I am not a fan of the word. Read Lila Abu-Lughod's "Against Culture" for many of the reasons. Which is, by the way, why I also do not believe that replacing the outdated name of my beloved discipline 'ethnomusicology' by 'cultural musicology', as they do nowadays at e.g. the University of Amsterdam, solves anything. Yes, you get rid of the 'ethno', which I grant is old-fashioned and smells of 'ethnicity' - but in return you get 'culture', which is not a great help at all (the alternative description of ethnomusicology as 'the study of performing arts worldwide' - suggested by the society formerly known as the Dutch Society for Ethnomusicology - doesn't work for me, either: it seems neutral but it is not - again, you lose the 'ethno' but the words 'performing' and 'art' you get in return are just as filled with prejudices...).

Sorry, I am digressing. I wonder why people bother so much to trade in old-fashioned words for new-fashioned words. It's all fashion, eventually, so I simply don't see the point, that's all.

Back to culture. Culture is, for me, if anything at all nothing more than the shared basic understandings which make it possible to communicate - in the broadest possible sense - with others. With some people you share more, with some less; what you share changes in time; and what you share is just as important as what you do not share.

You do not share a culture; you are not part of a culture. At best you, as an individual, are an 'idio-culture'. For the rest, you live life with others through what I think is the best description of 'culture': shared and disputed ways of doing and talking.

If that is my view on what culture is, it may become clear that I cannot sample people on belonging to a culture, or not.
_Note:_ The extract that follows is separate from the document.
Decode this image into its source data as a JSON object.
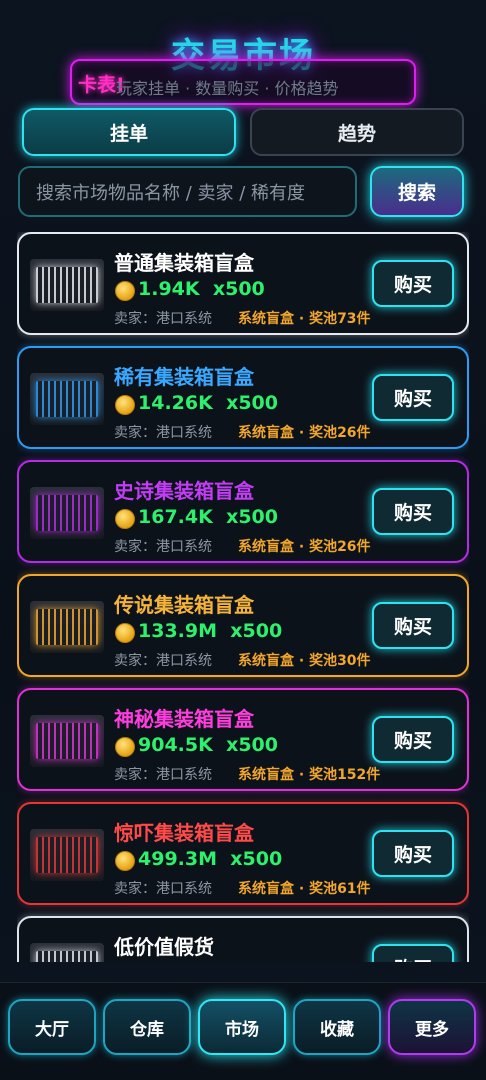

And that I do not believe in 'Moroccan culture'. I do believe that some people share more history, more words, more ways of moving about, more tastes and smells with some than with others. But the differences are gradual always, shifting constantly, and often used strategically.

Life, my dear fellow-humans, is messy.

Using the word 'culture' as an indicator of a thing, of something that exists, is not a reference to reality. Rather, it is a strategy to make the messiness of life apparently less messy.

But life stays messy. And therefore basically incomprehensible. As Marylinne Robinson once made the very old main character of her novel Gilead say: "I stood there a little out of range and I thought, It is all still new to me." Continuously, endlessly, shockingly.